Yun’s prediction for mortgage rates in 2023 is significantly lower than some other economists. For example, Danielle Hale, Chief Economist for, predicts the average mortgage interest rate for 2023 will be 7.4% and will end the year at 7.1%.

Yun predicts home sales will decline by 6.8% compared to 2022 (5.13 million) and the median home price will reach $385,800 – an increase of just 0.3% from this year ($384,500).

“Half of the country may experience small price gains, while the other half may see slight price declines,” Yun said. “However, markets in California may be the exception, with San Francisco, for example, likely to register price drops of 10–15%.”

Yun expects rent prices to rise 5% in 2023, following a 7% increase in 2022. He predicts foreclosure rates will remain at historically low levels in 2023, comprising less than 1% of all mortgages.

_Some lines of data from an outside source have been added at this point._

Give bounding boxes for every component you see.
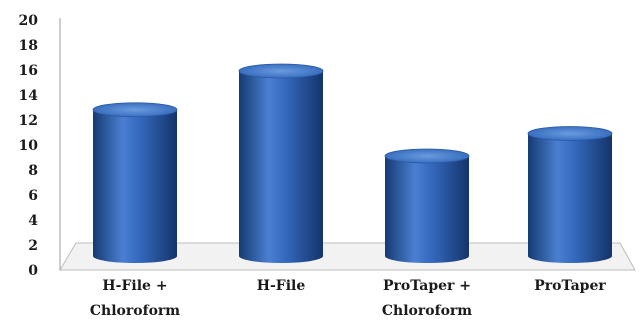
bar-top: [238, 63, 324, 79]
bar: [92, 102, 178, 263]
y-tick-label: 14: [19, 88, 39, 104]
y-tick-label: 10: [19, 138, 39, 154]
bar-top: [527, 126, 613, 141]
bar: [238, 63, 324, 263]
x-tick-label: Chloroform: [382, 303, 472, 319]
y-tick-label: 6: [28, 188, 38, 204]
y-tick-label: 0: [28, 263, 38, 279]
y-tick-label: 4: [28, 213, 38, 229]
x-tick-label: ProTaper +: [383, 278, 471, 294]
x-tick-label: H-File +: [102, 278, 167, 294]
x-tick-label: ProTaper: [534, 278, 606, 294]
y-tick-label: 18: [19, 38, 38, 54]
bar-top: [384, 148, 470, 164]
bar-top: [92, 102, 178, 118]
bar: [527, 126, 613, 263]
bar-body: [528, 133, 612, 263]
y-tick-label: 12: [19, 113, 38, 129]
bar: [384, 148, 470, 263]
y-tick-label: 16: [19, 63, 38, 79]
bar-body: [239, 71, 323, 263]
x-tick-label: H-File: [257, 278, 306, 294]
bar-body: [93, 109, 177, 263]
chart-floor: [59, 242, 636, 271]
y-tick-label: 2: [28, 238, 38, 254]
bar-body: [385, 156, 469, 263]
x-tick-label: Chloroform: [90, 303, 180, 319]
y-tick-label: 8: [28, 163, 38, 179]
y-tick-label: 20: [19, 13, 39, 29]
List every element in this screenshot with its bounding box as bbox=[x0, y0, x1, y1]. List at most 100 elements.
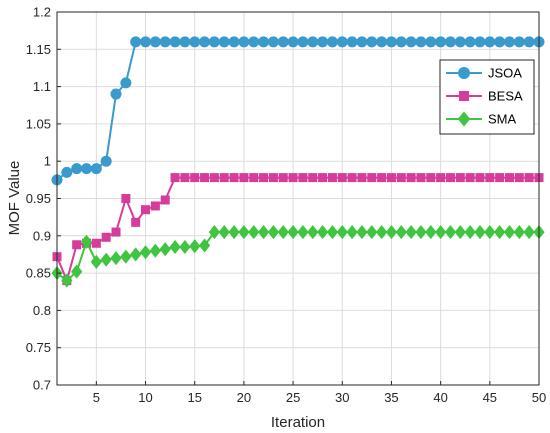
series-jsoa-marker bbox=[395, 36, 407, 48]
series-jsoa-marker bbox=[248, 36, 260, 48]
x-tick-label: 35 bbox=[384, 390, 398, 405]
series-jsoa-marker bbox=[277, 36, 289, 48]
series-jsoa-marker bbox=[317, 36, 329, 48]
series-jsoa-marker bbox=[503, 36, 515, 48]
series-sma-marker bbox=[228, 225, 240, 240]
y-axis-label: MOF Value bbox=[6, 161, 23, 236]
series-sma-marker bbox=[434, 225, 447, 240]
y-tick-label: 0.9 bbox=[33, 228, 51, 243]
series-sma-marker bbox=[267, 225, 280, 240]
series-sma-marker bbox=[257, 225, 270, 240]
series-besa-marker bbox=[504, 173, 514, 183]
series-sma-marker bbox=[454, 225, 466, 240]
legend-label-besa: BESA bbox=[488, 89, 523, 104]
series-jsoa-marker bbox=[385, 36, 397, 48]
x-tick-label: 5 bbox=[93, 390, 100, 405]
y-tick-label: 0.7 bbox=[33, 378, 51, 393]
series-jsoa-marker bbox=[140, 36, 152, 48]
series-jsoa-marker bbox=[513, 36, 525, 48]
x-tick-label: 25 bbox=[286, 390, 300, 405]
series-besa-marker bbox=[200, 173, 210, 183]
x-tick-label: 50 bbox=[532, 390, 546, 405]
series-jsoa-marker bbox=[484, 36, 496, 48]
x-tick-label: 20 bbox=[237, 390, 251, 405]
y-tick-label: 0.75 bbox=[26, 340, 51, 355]
series-jsoa bbox=[51, 36, 545, 186]
series-sma-marker bbox=[375, 225, 388, 240]
series-besa-marker bbox=[131, 217, 141, 227]
series-besa-marker bbox=[278, 173, 288, 183]
series-sma-marker bbox=[130, 247, 142, 262]
series-sma-marker bbox=[405, 225, 417, 240]
series-sma-marker bbox=[208, 225, 221, 240]
series-besa-marker bbox=[219, 173, 229, 183]
series-besa-marker bbox=[249, 173, 259, 183]
series-sma-marker bbox=[287, 225, 299, 240]
series-sma-marker bbox=[149, 243, 162, 258]
series-besa-marker bbox=[337, 173, 347, 183]
series-sma-marker bbox=[336, 225, 348, 240]
series-besa-marker bbox=[465, 173, 475, 183]
x-axis-ticks: 5 10 15 20 25 30 35 40 45 50 bbox=[93, 381, 546, 405]
series-besa-marker bbox=[229, 173, 239, 183]
series-jsoa-marker bbox=[238, 36, 250, 48]
series-besa-marker bbox=[180, 173, 190, 183]
series-besa-marker bbox=[190, 173, 200, 183]
series-besa-marker bbox=[101, 232, 111, 242]
series-jsoa-marker bbox=[258, 36, 270, 48]
series-jsoa-marker bbox=[464, 36, 476, 48]
series-jsoa-marker bbox=[523, 36, 535, 48]
series-besa-marker bbox=[455, 173, 465, 183]
series-sma-marker bbox=[198, 238, 211, 253]
legend-item-jsoa: JSOA bbox=[446, 66, 522, 81]
series-jsoa-marker bbox=[326, 36, 338, 48]
series-besa-marker bbox=[416, 173, 426, 183]
series-sma-marker bbox=[179, 239, 191, 255]
series-jsoa-marker bbox=[169, 36, 181, 48]
series-jsoa-marker bbox=[199, 36, 211, 48]
series-sma-marker bbox=[346, 225, 358, 240]
series-sma-marker bbox=[415, 225, 427, 240]
series-sma-marker bbox=[444, 225, 457, 240]
series-besa-marker bbox=[121, 194, 131, 203]
series-sma bbox=[51, 225, 545, 288]
series-besa-marker bbox=[160, 195, 170, 205]
series-sma-marker bbox=[248, 225, 260, 240]
x-tick-label: 45 bbox=[483, 390, 497, 405]
series-sma-marker bbox=[110, 251, 122, 266]
series-sma-marker bbox=[189, 239, 201, 254]
series-besa-marker bbox=[141, 205, 151, 215]
series-besa-marker bbox=[111, 227, 121, 237]
series-besa-marker bbox=[396, 173, 406, 183]
series-besa-marker bbox=[357, 173, 367, 183]
series-sma-marker bbox=[159, 242, 171, 257]
series-jsoa-marker bbox=[494, 36, 506, 48]
y-tick-label: 0.85 bbox=[26, 266, 51, 281]
x-tick-label: 30 bbox=[335, 390, 349, 405]
series-jsoa-marker bbox=[336, 36, 348, 48]
series-jsoa-marker bbox=[474, 36, 486, 48]
series-sma-marker bbox=[277, 225, 289, 240]
y-tick-label: 1.05 bbox=[26, 116, 51, 131]
series-jsoa-marker bbox=[307, 36, 319, 48]
series-sma-marker bbox=[356, 225, 368, 240]
series-besa-marker bbox=[436, 173, 446, 183]
series-sma-marker bbox=[100, 252, 112, 267]
series-sma-marker bbox=[464, 225, 476, 240]
series-jsoa-marker bbox=[218, 36, 230, 48]
series-besa-marker bbox=[91, 238, 101, 248]
series-jsoa-marker bbox=[297, 36, 309, 48]
legend-item-sma: SMA bbox=[446, 111, 517, 127]
series-sma-marker bbox=[425, 225, 437, 240]
y-tick-label: 1.1 bbox=[33, 79, 51, 94]
series-jsoa-marker bbox=[228, 36, 240, 48]
series-jsoa-marker bbox=[405, 36, 417, 48]
series-jsoa-marker bbox=[159, 36, 171, 48]
series-jsoa-marker bbox=[149, 36, 161, 48]
series-sma-marker bbox=[169, 239, 181, 255]
series-sma-marker bbox=[307, 225, 319, 240]
series-besa-marker bbox=[367, 173, 377, 183]
series-lines bbox=[51, 36, 545, 288]
legend-label-sma: SMA bbox=[488, 112, 517, 127]
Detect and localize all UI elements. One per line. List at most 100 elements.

Yun forecasts U.S. GDP will grow by 1.3%, roughly half the typical historical pace of 2.5%.

At the summit, NAR also released its Top 10 Real Estate Markets to Watch in 2023 and into the Future.” They were:

Atlanta-Sandy Springs-Marietta, GA
Raleigh, NC
Dallas-Fort Worth-Arlington, TX
Fayetteville-Springdale-Rogers, AR, MI
Greenville-Anderson-Mauldin, SC
Charleston-North Charleston, SC
Huntsville, AL
Jacksonville, FL
San Antonio-New Braunfels-TX
Knoxville, TN

“The demand for housing continues to outpace supply,” Yun said. “The economic conditions in place in the top 10 U.S. markets, all of which are located in the South, provide the support for home prices to climb by at least 5% in 2023.”

NAR selected the top 10 real estate markets to watch in 2023 based on how they compared to the national average on the following economic indicators: 1) better housing affordability; 2) greater numbers of renters who can afford to buy a median-priced home; 3) stronger job growth; 4) faster growth of information industry jobs; 5) higher shares of the information industry in the respective local GDPs; 6) migration gains; 7) shares of workers teleworking; 8) faster population growth; 9) faster growth of active housing inventory; and 10) smaller housing shortages.